Assume that Carol is an adversary and must not read the file that Alice is giving Bob. Explain how to use a blind path to solve this problem. Specifically:
a) What access rights should be used for ~/bob/InBox? Assume the file has owner ID and group ID set to bob. (1 point)
The rights should be drw?-w?-w?. Note that the need of the owner to traverse the directory without reading it is unclear, and the need of others to traverse it is also unclear (although there are compelling arguments to forbit it). Others must definitely be able to write the directory in order to deposit files there, and they must not be able to read it, so they cannot see what third-parties have deposited.
Again, there were strange assumptions about groups, even though group membership was never mentioned in the problem. Many seem to have misunderstood the meaning of the x and s access rights on directories. The s (sticky) access right on a directory sets the owner or group of files created in that directory. If you link to a file from that directory, it is not created.
b) Assume Alice's file has alice as its owner ID and group ID. What access rights should she put on this file before linking to it from ~/bob/InBox? (1 point)
The rights should be ???r??r??. Alice may elect to retain rights to the file, but need not do so. Alice must let Bob access the file, so the group and other rights must allow reading. Execute rights may also be extended, if the file is executable. Write rights may be extended.
Odd answere here were common, again, with elaborate group membership schemes or misunderstandings about sticky directories dominating.

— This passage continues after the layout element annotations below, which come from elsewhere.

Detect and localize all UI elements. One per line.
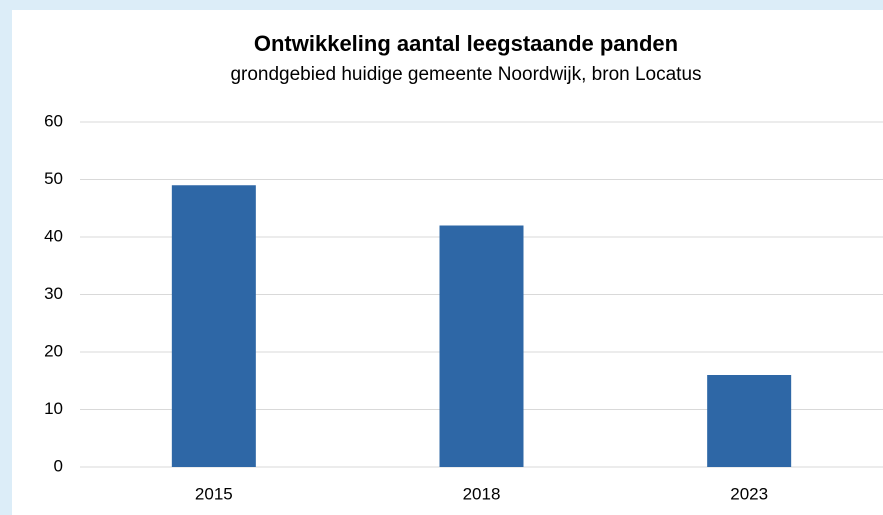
chart-subtitle: grondgebied huidige gemeente Noordwijk, … (230, 64, 701, 85)
y-tick-label: 50 (44, 169, 63, 188)
y-tick-label: 0 (54, 456, 63, 475)
y-tick-label: 10 (44, 399, 63, 418)
x-tick-label: 2015 (195, 484, 233, 503)
bar (171, 185, 256, 467)
chart-title: Ontwikkeling aantal leegstaande panden (254, 31, 678, 56)
y-tick-label: 20 (44, 341, 63, 360)
y-tick-label: 30 (44, 284, 63, 303)
bar (707, 375, 792, 467)
y-tick-label: 40 (44, 226, 63, 245)
x-tick-label: 2023 (730, 484, 768, 503)
y-tick-label: 60 (44, 111, 63, 130)
x-tick-label: 2018 (463, 484, 501, 503)
bar (439, 225, 524, 467)
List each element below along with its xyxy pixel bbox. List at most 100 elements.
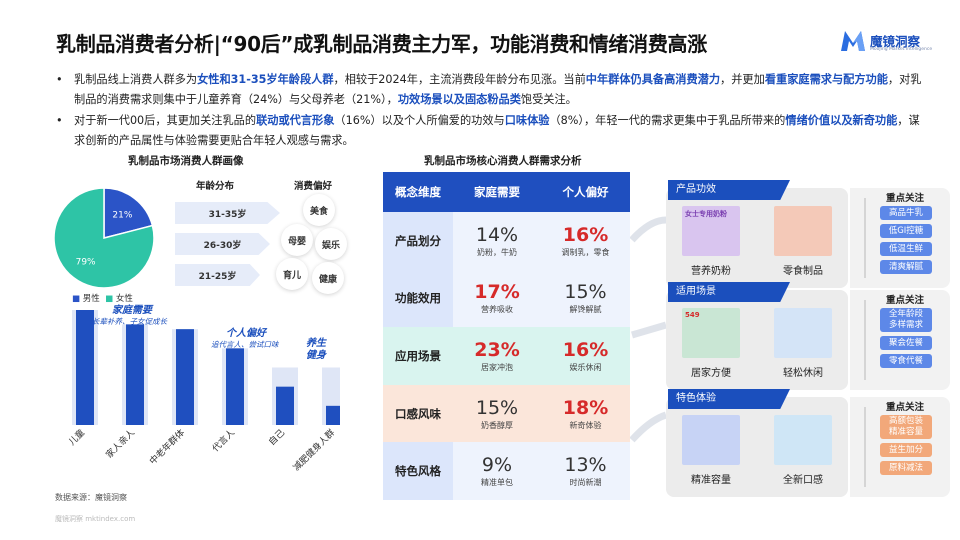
pie-label-0: 21% [112, 210, 132, 220]
bar-2 [176, 329, 194, 425]
key-focus-title: 重点关注 [886, 402, 925, 413]
cell-value: 13% [564, 454, 607, 477]
pref-baby: 母婴 [281, 224, 313, 256]
table-row-label: 功能效用 [383, 269, 453, 328]
family-need-label: 家庭需要 [112, 305, 152, 316]
cell-sub: 奶粉，牛奶 [477, 247, 517, 257]
cell-sub: 时尚新潮 [569, 478, 602, 488]
pref-health: 健康 [312, 262, 344, 294]
cell-sub: 新奇体验 [569, 420, 602, 430]
cell-sub: 娱乐休闲 [569, 362, 602, 372]
focus-pill: 高额包装 精准容量 [880, 415, 932, 439]
divider [864, 407, 866, 487]
product-label: 精准容量 [691, 475, 731, 486]
bar-category-1: 家人亲人 [103, 427, 137, 461]
personal-pref-label: 个人偏好 [226, 328, 266, 339]
bullet-text: ，相较于2024年，主流消费段年龄分布见涨。当前 [333, 73, 586, 86]
table-cell: 15% 解馋解腻 [541, 269, 630, 328]
table-cell: 18% 新奇体验 [541, 384, 630, 443]
product-label: 零食制品 [783, 266, 823, 277]
product-image: 549 [682, 308, 740, 358]
age-title: 年龄分布 [196, 181, 235, 192]
cell-sub: 调制乳，零食 [561, 247, 610, 257]
group-tab: 特色体验 [668, 389, 790, 409]
family-need-sub: 长辈补养、子女促成长 [92, 317, 167, 326]
focus-pill: 低温生鲜 [880, 242, 932, 256]
bar-0 [76, 310, 94, 425]
table-row-label: 产品划分 [383, 212, 453, 270]
product-image [774, 206, 832, 256]
key-focus-title: 重点关注 [886, 295, 925, 306]
table-title: 乳制品市场核心消费人群需求分析 [424, 155, 582, 167]
cell-value: 15% [475, 396, 519, 419]
left-panel-title: 乳制品市场消费人群画像 [128, 155, 244, 167]
table-row-label: 特色风格 [383, 442, 453, 500]
pie-legend: ■ 男性 ■ 女性 [72, 292, 133, 304]
divider [864, 198, 866, 278]
highlight-text: 中年群体仍具备高消费潜力 [585, 73, 721, 86]
product-label: 营养奶粉 [691, 266, 731, 277]
cell-value: 14% [475, 223, 519, 246]
cell-value: 18% [562, 396, 609, 419]
product-image [774, 308, 832, 358]
personal-pref-sub: 追代言人、尝试口味 [211, 340, 279, 349]
pref-parenting: 育儿 [276, 258, 308, 290]
watermark: 魔镜洞察 mktindex.com [55, 515, 136, 523]
age-tag-31-35: 31-35岁 [175, 202, 280, 224]
bullet-text: （8%），年轻一代的需求更集中于乳品所带来的 [549, 114, 786, 127]
legend-female-icon: ■ [105, 294, 114, 304]
product-label: 居家方便 [691, 368, 731, 379]
pie-group: 21% 79% [53, 187, 155, 289]
product-image [774, 415, 832, 465]
pie-label-1: 79% [76, 258, 96, 268]
highlight-text: 看重家庭需求与配方功能 [764, 73, 888, 86]
cell-sub: 营养吸收 [481, 305, 513, 315]
bar-group: 儿童 家人亲人 中老年群体 代言人 自己 减肥健身人群 [66, 310, 340, 473]
divider [864, 300, 866, 380]
focus-pill: 益生加分 [880, 443, 932, 457]
table-cell: 13% 时尚新潮 [541, 442, 630, 500]
cell-sub: 居家冲泡 [481, 362, 513, 372]
bullet-text: ，对乳制品的消费需求则集中于儿童养育（24%）与父母养老（21%）， [74, 73, 922, 106]
bullet-text: 乳制品线上消费人群多为 [74, 73, 198, 86]
crowd-bar-chart: 儿童 家人亲人 中老年群体 代言人 自己 减肥健身人群 [66, 310, 340, 473]
focus-pill: 全年龄段 多样需求 [880, 308, 932, 332]
product-image [682, 415, 740, 465]
legend-male-icon: ■ [72, 294, 81, 304]
data-source: 数据来源：魔镜洞察 [55, 493, 127, 502]
bullet-text: 对于新一代00后，其更加关注乳品的 [74, 114, 257, 127]
cell-value: 9% [481, 454, 513, 477]
group-tab: 适用场景 [668, 282, 790, 302]
pref-title: 消费偏好 [294, 181, 333, 192]
bar-5 [326, 405, 340, 425]
cell-sub: 解馋解腻 [569, 305, 602, 315]
focus-pill: 零食代餐 [880, 354, 932, 368]
focus-pill: 低GI控糖 [880, 224, 932, 238]
table-cell: 16% 娱乐休闲 [541, 327, 630, 385]
key-focus-title: 重点关注 [886, 193, 925, 204]
highlight-text: 女性和31-35岁年龄段人群 [197, 73, 334, 86]
demand-table: 概念维度 家庭需要 个人偏好 产品划分 14% 奶粉，牛奶 16% 调制乳，零食 功能效用 17%… [383, 172, 630, 500]
bar-1 [126, 324, 144, 425]
bar-category-4: 自己 [266, 427, 287, 448]
bar-3 [226, 348, 244, 425]
cell-value: 23% [474, 338, 520, 361]
table-cell: 23% 居家冲泡 [453, 327, 541, 385]
cell-value: 16% [562, 338, 609, 361]
gender-pie-chart: 21% 79% [53, 187, 155, 289]
product-label: 全新口感 [783, 475, 823, 486]
table-header-0: 概念维度 [383, 172, 453, 212]
table-cell: 9% 精准单包 [453, 442, 541, 500]
cell-sub: 精准单包 [481, 478, 513, 488]
pie-slice-1 [53, 187, 155, 289]
product-label: 轻松休闲 [783, 368, 823, 379]
bar-4 [276, 386, 294, 425]
cell-value: 16% [562, 223, 609, 246]
highlight-text: 联动或代言形象 [256, 114, 335, 127]
highlight-text: 口味体验 [504, 114, 550, 127]
brand-logo: 魔镜洞察 Moojing Market Intelligence [840, 28, 950, 58]
age-tag-21-25: 21-25岁 [175, 264, 260, 286]
focus-pill: 高品牛乳 [880, 206, 932, 220]
bar-category-2: 中老年群体 [147, 427, 187, 467]
focus-pill: 原料减法 [880, 461, 932, 475]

c) Does Alice need to tell Bob the file name, or can Bob find the file himself? (1 point)
Bob can read his own directory, so it is easy for Bob to find files that have been left there.
This was easy, most got it.
Consider this alternative: The new execfve() kernel call is just like execve() except that, where execve takes a file name as a parameter, execfve takes an open file, where that file must have been opened for execution. The right to execute the file is determined at the time the file is opened, but the SUID bit and file ownership apply at the time the file is actually executed.
A Last Problem: There are security problems posed by other questions on this exam that this new service would solve. Which ones. Be specific. (1 point)
Problem 3c mentioned that the helper application needed to remain anonymous when passed to the SUID application. With this new service, the original user can pass an open helper to the SUID application, so that the application only sees an open executable file descriptor.
This was deliberately hard, yet a number of students got it, or at least suggested problem 3, for partial credit. Many others had odd answers that seemed to be wild guesses.